Spontaneität zahlt sich für Investoren nicht immer aus

Ein universell gültiges Prognosemodell, wann Anleger in Aktien investieren sollten, gibt es noch nicht - langfristig ausgelegte Strategien werden aber oft belohnt.

Von Gottfried Urban

Investieren in Aktienmärkte ist und bleibt eine Frage der Risikotragfähigkeit und des Anlagehorizontes. Denn es gibt bis heute kein universell gültiges Prognosemodell, das auf Dauer zuverlässig sagen kann, wann Anleger in Aktien investieren sollten und wann nicht.

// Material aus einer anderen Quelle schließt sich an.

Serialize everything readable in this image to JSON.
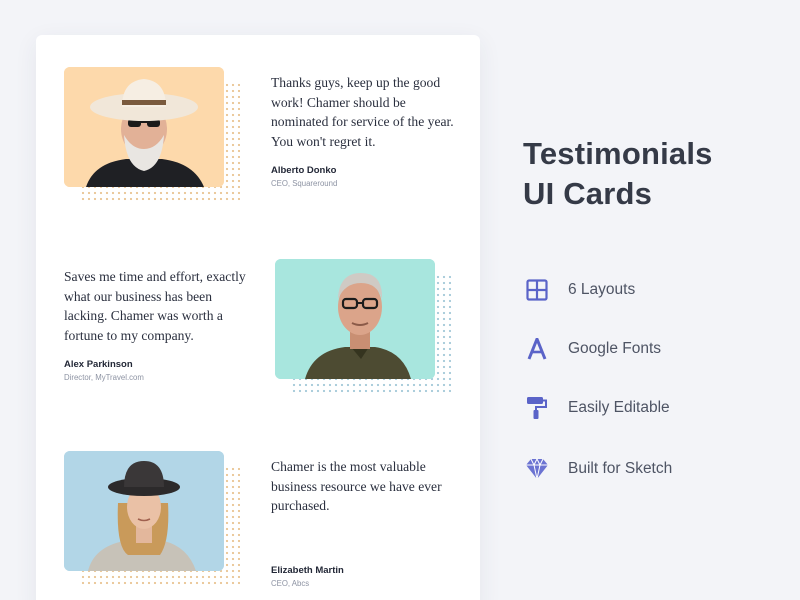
{
  "testimonials": [
    {
      "quote": "Thanks guys, keep up the good work! Chamer should be nominated for service of the year. You won't regret it.",
      "author": "Alberto Donko",
      "role": "CEO, Squareround"
    },
    {
      "quote": "Saves me time and effort, exactly what our business has been lacking. Chamer was worth a fortune to my company.",
      "author": "Alex Parkinson",
      "role": "Director, MyTravel.com"
    },
    {
      "quote": "Chamer is the most valuable business resource we have ever purchased.",
      "author": "Elizabeth Martin",
      "role": "CEO, Abcs"
    }
  ],
  "headline": {
    "line1": "Testimonials",
    "line2": "UI Cards"
  },
  "features": [
    {
      "icon": "grid-layout-icon",
      "label": "6 Layouts"
    },
    {
      "icon": "letter-a-font-icon",
      "label": "Google Fonts"
    },
    {
      "icon": "paint-roller-icon",
      "label": "Easily Editable"
    },
    {
      "icon": "sketch-diamond-icon",
      "label": "Built for Sketch"
    }
  ],
  "colors": {
    "background": "#f3f4f8",
    "card": "#ffffff",
    "accent": "#5a63c8",
    "photo1_bg": "#fdd9ab",
    "photo2_bg": "#a8e6de",
    "photo3_bg": "#b2d6e7"
  }
}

Bewährt hat sich, die Schwankungen zu akzeptieren und dafür eine fundierte Strategie für Aktien anzuwenden, die gute Ergebnisse liefert. Selbst wenn Investoren Aktien bei Erreichen von Kursuntergrenzen automatisch verkaufen, um Verluste zu begrenzen, sind in bestimmten Marktphasen große Verluste möglich.

Je mehr Anleger Kursuntergrenzen im Markt platzieren um so größer sind die Ausschläge. Sind alle Stopp Orders ausgeführt, setzt wieder die Trendwende ein.

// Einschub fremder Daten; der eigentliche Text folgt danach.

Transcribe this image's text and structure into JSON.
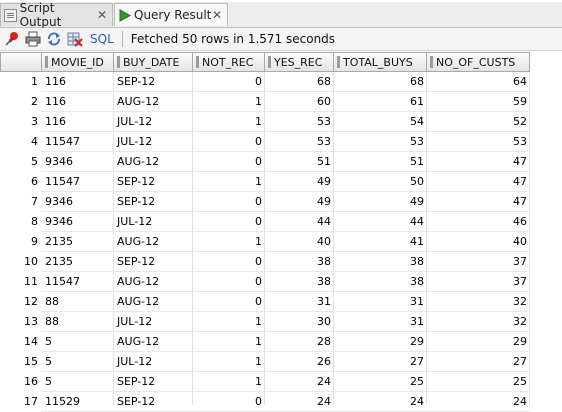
{
  "tabs": [
    {
      "label": "Script Output",
      "close": "✕"
    },
    {
      "label": "Query Result",
      "close": "✕"
    }
  ],
  "toolbar": {
    "sql_label": "SQL",
    "status": "Fetched 50 rows in 1.571 seconds"
  },
  "columns": [
    "MOVIE_ID",
    "BUY_DATE",
    "NOT_REC",
    "YES_REC",
    "TOTAL_BUYS",
    "NO_OF_CUSTS"
  ],
  "rows": [
    [
      "1",
      "116",
      "SEP-12",
      "0",
      "68",
      "68",
      "64"
    ],
    [
      "2",
      "116",
      "AUG-12",
      "1",
      "60",
      "61",
      "59"
    ],
    [
      "3",
      "116",
      "JUL-12",
      "1",
      "53",
      "54",
      "52"
    ],
    [
      "4",
      "11547",
      "JUL-12",
      "0",
      "53",
      "53",
      "53"
    ],
    [
      "5",
      "9346",
      "AUG-12",
      "0",
      "51",
      "51",
      "47"
    ],
    [
      "6",
      "11547",
      "SEP-12",
      "1",
      "49",
      "50",
      "47"
    ],
    [
      "7",
      "9346",
      "SEP-12",
      "0",
      "49",
      "49",
      "47"
    ],
    [
      "8",
      "9346",
      "JUL-12",
      "0",
      "44",
      "44",
      "46"
    ],
    [
      "9",
      "2135",
      "AUG-12",
      "1",
      "40",
      "41",
      "40"
    ],
    [
      "10",
      "2135",
      "SEP-12",
      "0",
      "38",
      "38",
      "37"
    ],
    [
      "11",
      "11547",
      "AUG-12",
      "0",
      "38",
      "38",
      "37"
    ],
    [
      "12",
      "88",
      "AUG-12",
      "0",
      "31",
      "31",
      "32"
    ],
    [
      "13",
      "88",
      "JUL-12",
      "1",
      "30",
      "31",
      "32"
    ],
    [
      "14",
      "5",
      "AUG-12",
      "1",
      "28",
      "29",
      "29"
    ],
    [
      "15",
      "5",
      "JUL-12",
      "1",
      "26",
      "27",
      "27"
    ],
    [
      "16",
      "5",
      "SEP-12",
      "1",
      "24",
      "25",
      "25"
    ],
    [
      "17",
      "11529",
      "SEP-12",
      "0",
      "24",
      "24",
      "24"
    ]
  ],
  "icons": {
    "pin": "pin-icon",
    "print": "print-icon",
    "refresh": "refresh-icon",
    "clear": "clear-icon",
    "play": "play-icon",
    "script": "script-icon"
  },
  "colors": {
    "play_green": "#2d9a2d",
    "pin_red": "#d42424",
    "sql_blue": "#2a5fb5"
  }
}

Zwei Faktoren machen den Markettimern das Leben schwer. Erstens legen die Aktienmärkte langfristig stärker als Zinsanlagen an Wert zu. Da Erträge aus Produktivkapital langfristig immer über den Zinskosten liegen müssen. Zudem wird die Zahl der Konsumenten weltweit in den nächsten Jahrzehnten wachsen, vielleicht nicht in den Industrieländern aber in den aufstrebenden Märkten der Welt. Zweitens stellt sich regelmäßig das Problem, den Wiedereinstieg zu verpassen, weil nach einem Kursrutsch die Reißleine gezogen und nicht schnell genug wieder eingestiegen wurde. Gerade 2010 wurden Markettimer mehrmals auf dem falschen Fuß erwischt. Wegen der großen Unsicherheit etwa über die Entwicklung der Staatshaushalte geht der Markt auf Tauchstation, es wird zu tiefen Kursen vorsichtshalber verkauft. Ein paar Tage später sind die Kurse aber schon wieder deutlich höher. So liegt man schnell zehn Prozent und mehr hinter dem Markt zurück. Bei langen und großen Abwärtstrends funktioniert das System schon eher.

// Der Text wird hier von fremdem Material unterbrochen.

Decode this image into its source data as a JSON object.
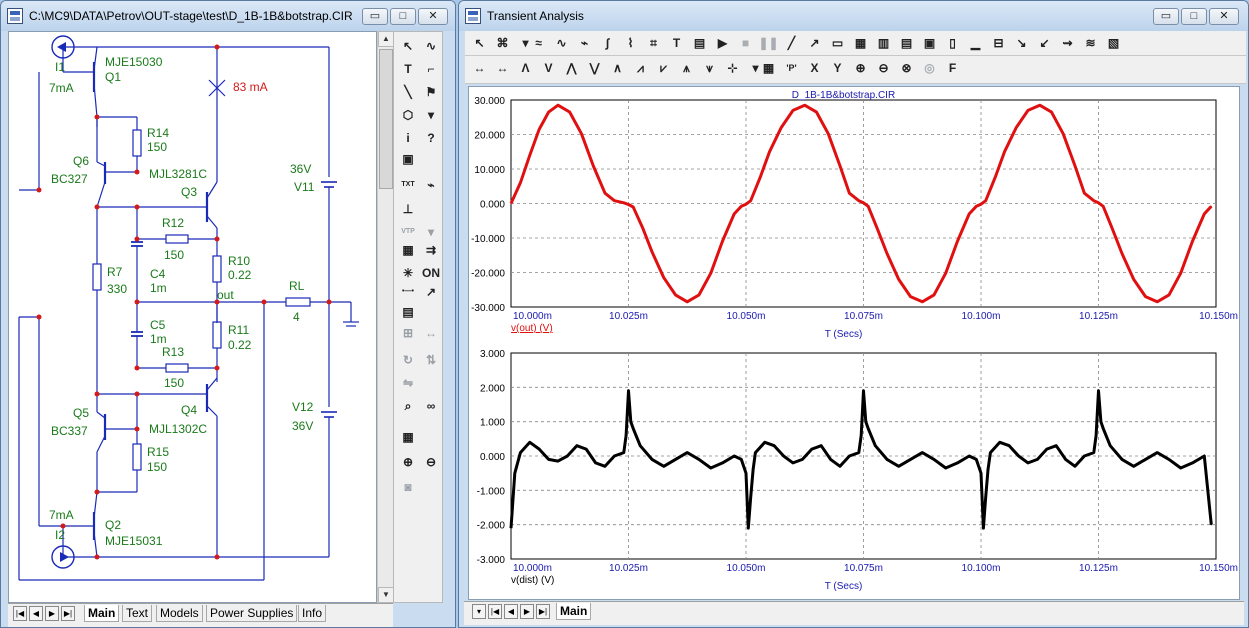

Wer auf günstige Kurse wartet, muss schon rein rechnerisch in sieben von zehn Fällen mit seinen Prognosen richtig liegen, um langfristig auf die Rendite des Aktienmarkts zu kommen. Und oftmals liegen Tage mit starken Kursverlusten und starken Kursgewinnen eng beieinander.

Die Antwort der Kapitalmarktforschung dazu ist eindeutig: Wer sich eisern an einen Ansatz hält, der langfristig vom Markt belohnt wurde, vermeidet spontane Entscheidungen und wird mit einer Überrendite belohnt. Niedrige Bewertungen verbunden mit einer relativen Stärke versprechen Gewinne, hohe Bewertungen spiegeln dagegen bloß die Hoffnung auf Gewinne wider, genährt von guten Stories von Tipp-Gebern. Mit dieser Strategie gelingt bestenfalls ein Zufallstreffer.Gurus wie Warran Buffet halten sich übrigens selbst nicht für fähig, den Markt auszurechnen und Vertrauen nur langfristigen Strategien und studieren die Unternehmenskennzahlen sehr genau. Warum sollten es Privatanleger anders machen?